Native to Tableau. Faithful to the source.

The shipped experience embeds NLG-generated narratives next to Tableau visualizations — describing trends, anomalies, and comparisons in plain language while staying inside Tableau's familiar workspace.

Prototype walkthrough — narrated by my PM partner.

Below is a video walkthrough of the Figma prototype, narrated by my PM partner. This is the recording that was shown at Salesforce CKO and the Tableau Conference — the same flow that won the room over and triggered the in-person testing sessions that followed.

Watch on YouTube →

Shipped on stage. Validated in the room.

Record time All project deadlines met under a compressed post-acquisition timeline
Tableau Conf Prototype showcased on stage — received applause for innovation and seamless integration
Live testing In-person user testing sessions at the conference — direct insights from real Tableau users

The successful integration of the NLG-based data storytelling feature into Tableau was a result of collaborative design, strict adherence to UX principles, and effective stakeholder management. The project not only extended Tableau's capabilities — it demonstrated how agility and user-centered design can deliver high-impact solutions under acquisition-speed constraints.

User testing feedback

Detailed feedback from in-person user testing at the Tableau Conference was brought back to the team for further improvements — a tight loop between live audience reaction, observed task performance, and the next design iteration.

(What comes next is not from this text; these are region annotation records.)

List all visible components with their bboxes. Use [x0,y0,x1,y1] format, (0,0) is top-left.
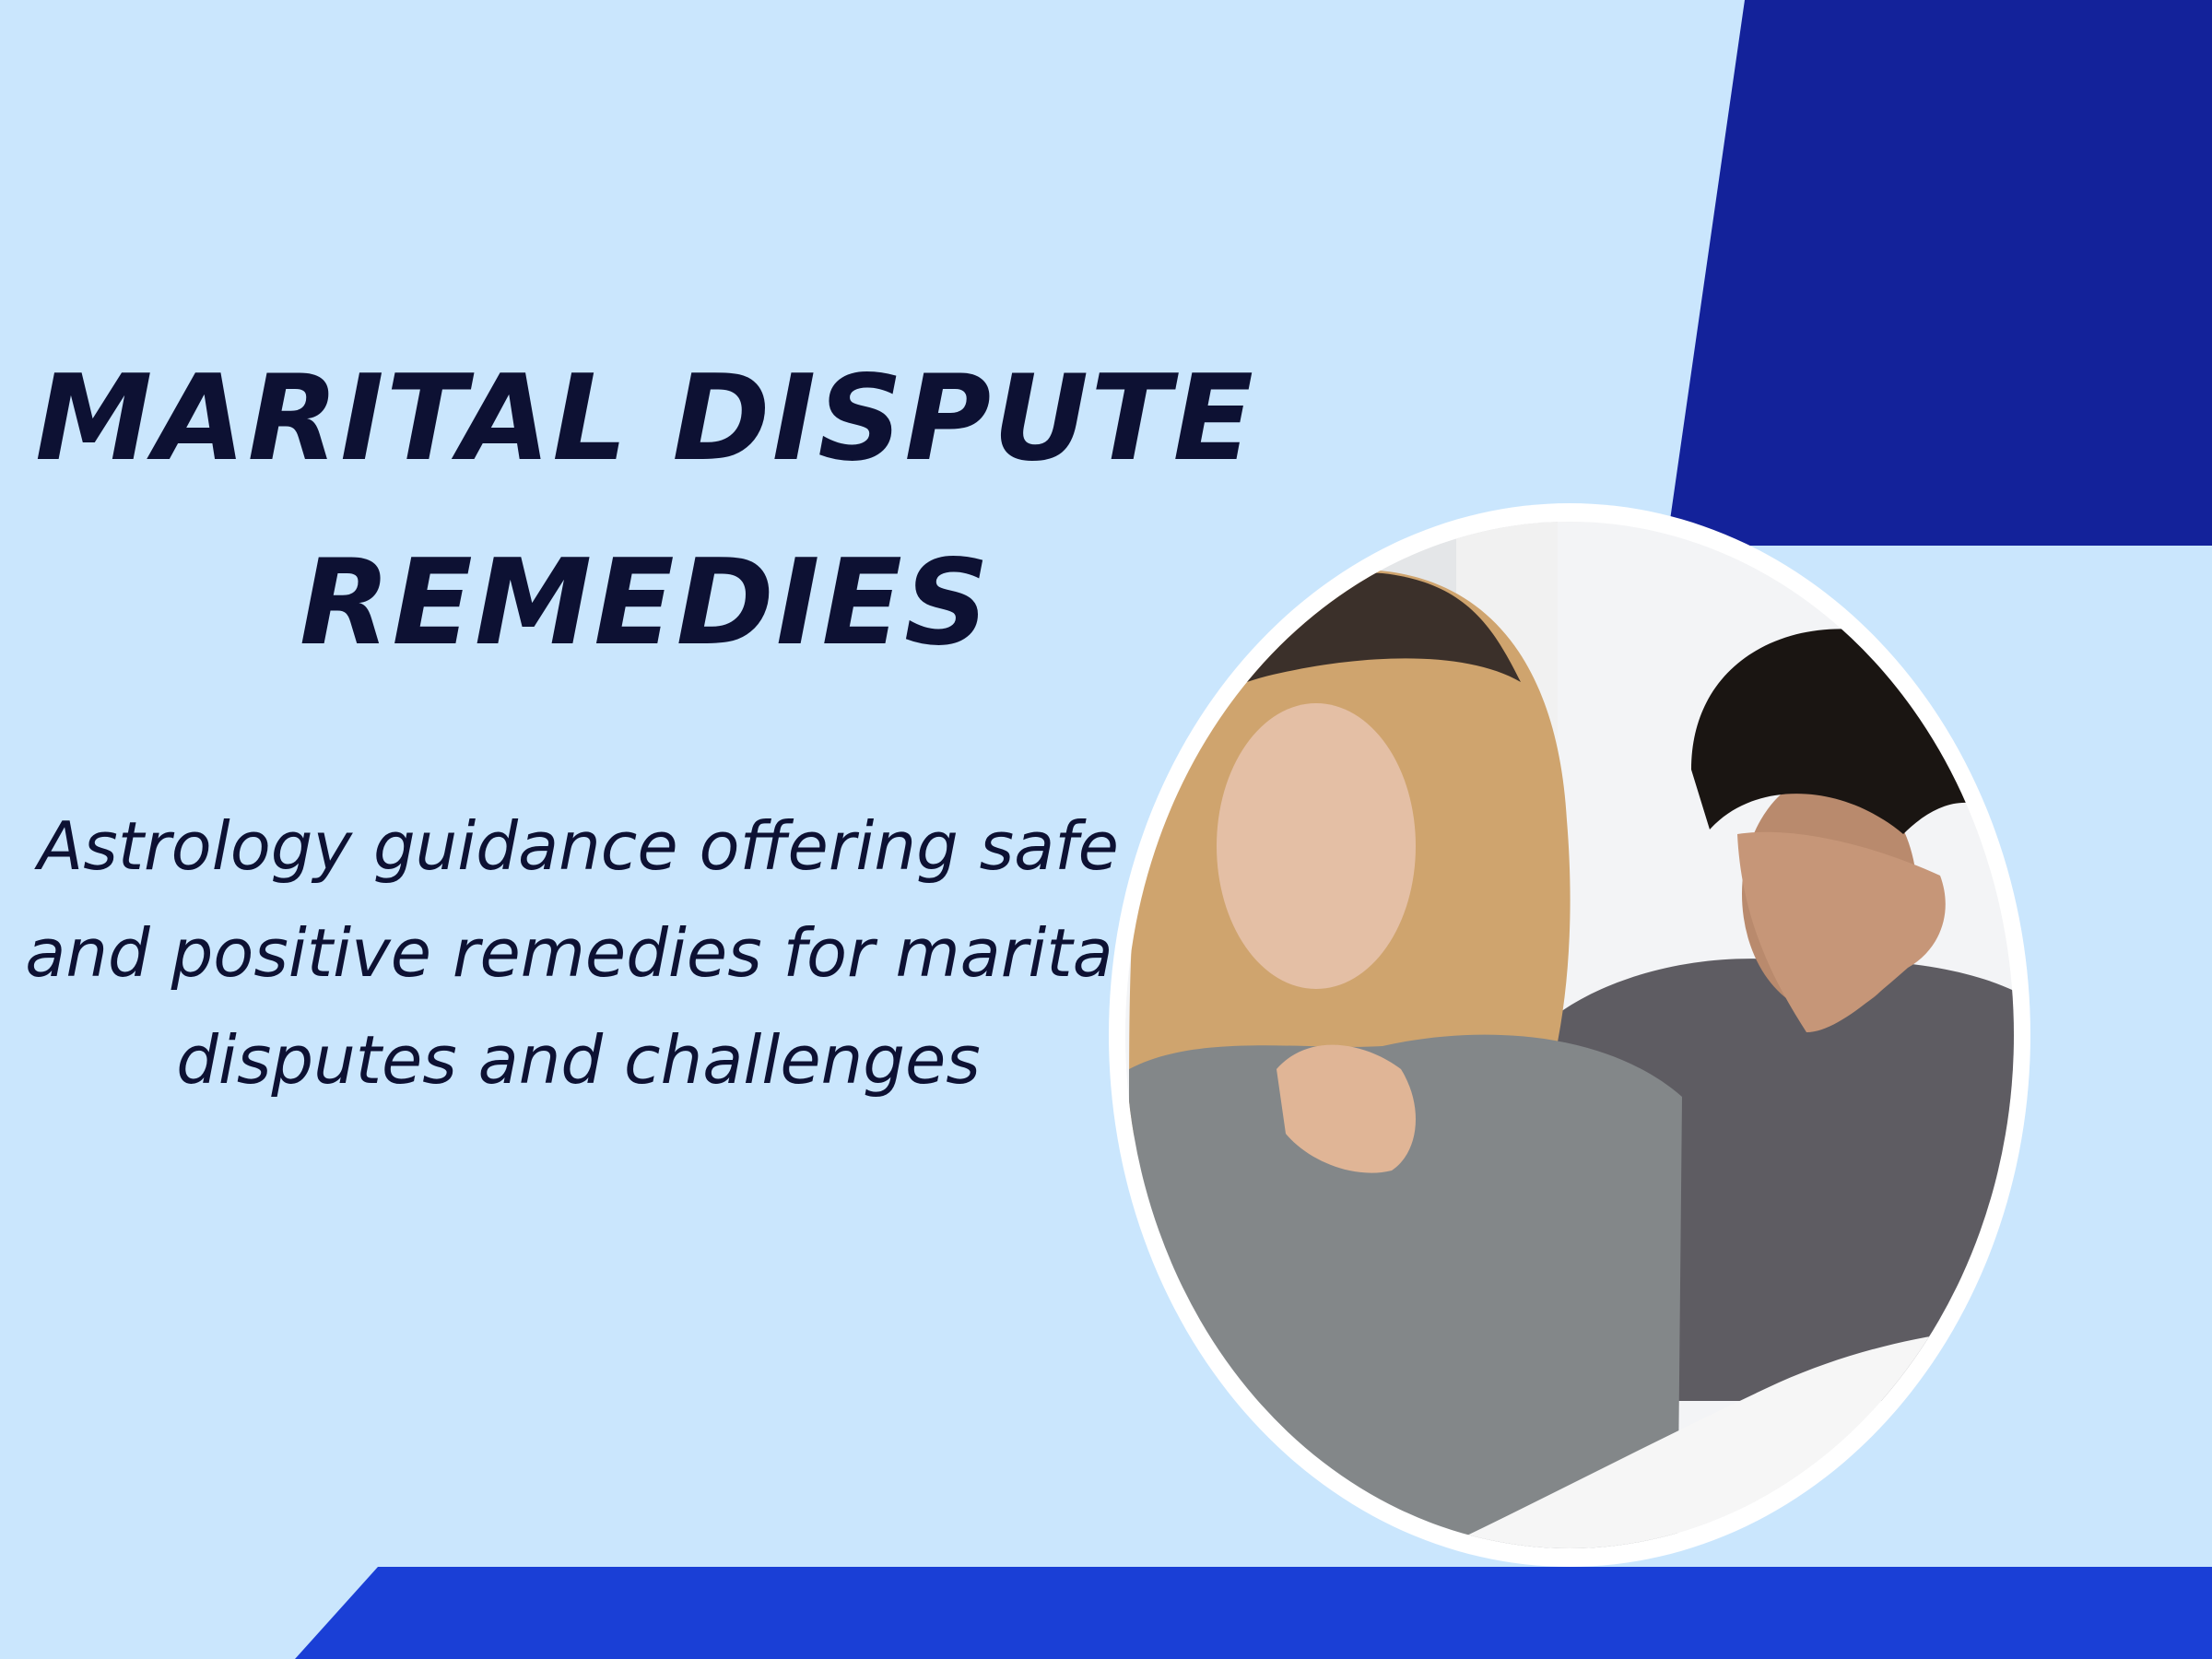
title-line-2: REMEDIES [299,535,992,672]
woman-hand [1277,1044,1417,1173]
woman-face [1217,703,1416,989]
subtitle-text: Astrology guidance offering safe and pos… [25,807,1132,1099]
man-hand [1737,831,1946,1032]
title-line-1: MARITAL DISPUTE [35,350,1255,488]
dark-blue-corner-panel [1666,0,2212,546]
page-title: MARITAL DISPUTE REMEDIES [0,327,1290,696]
photo-content [1125,522,2014,1548]
blue-bottom-bar [295,1567,2212,1659]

Acquired features live or die on their first integration. Move too literally and the host product rejects it. Move too far and you've lost the thing you bought. The Data Stories integration worked because we kept the NLG behavior intact while rebuilding the surface in Tableau's vocabulary.

Compressed timelines reward strong relationships, not strong opinions. The reason we shipped in record time wasn't speed — it was trust. Tight loops with the new team, the CX team, and stakeholders meant fewer rework cycles and faster decisions.

In-person testing at a real event is undervalued. The conference floor produced more honest, in-context feedback in two days than weeks of remote sessions would have. It's a model I've reused since.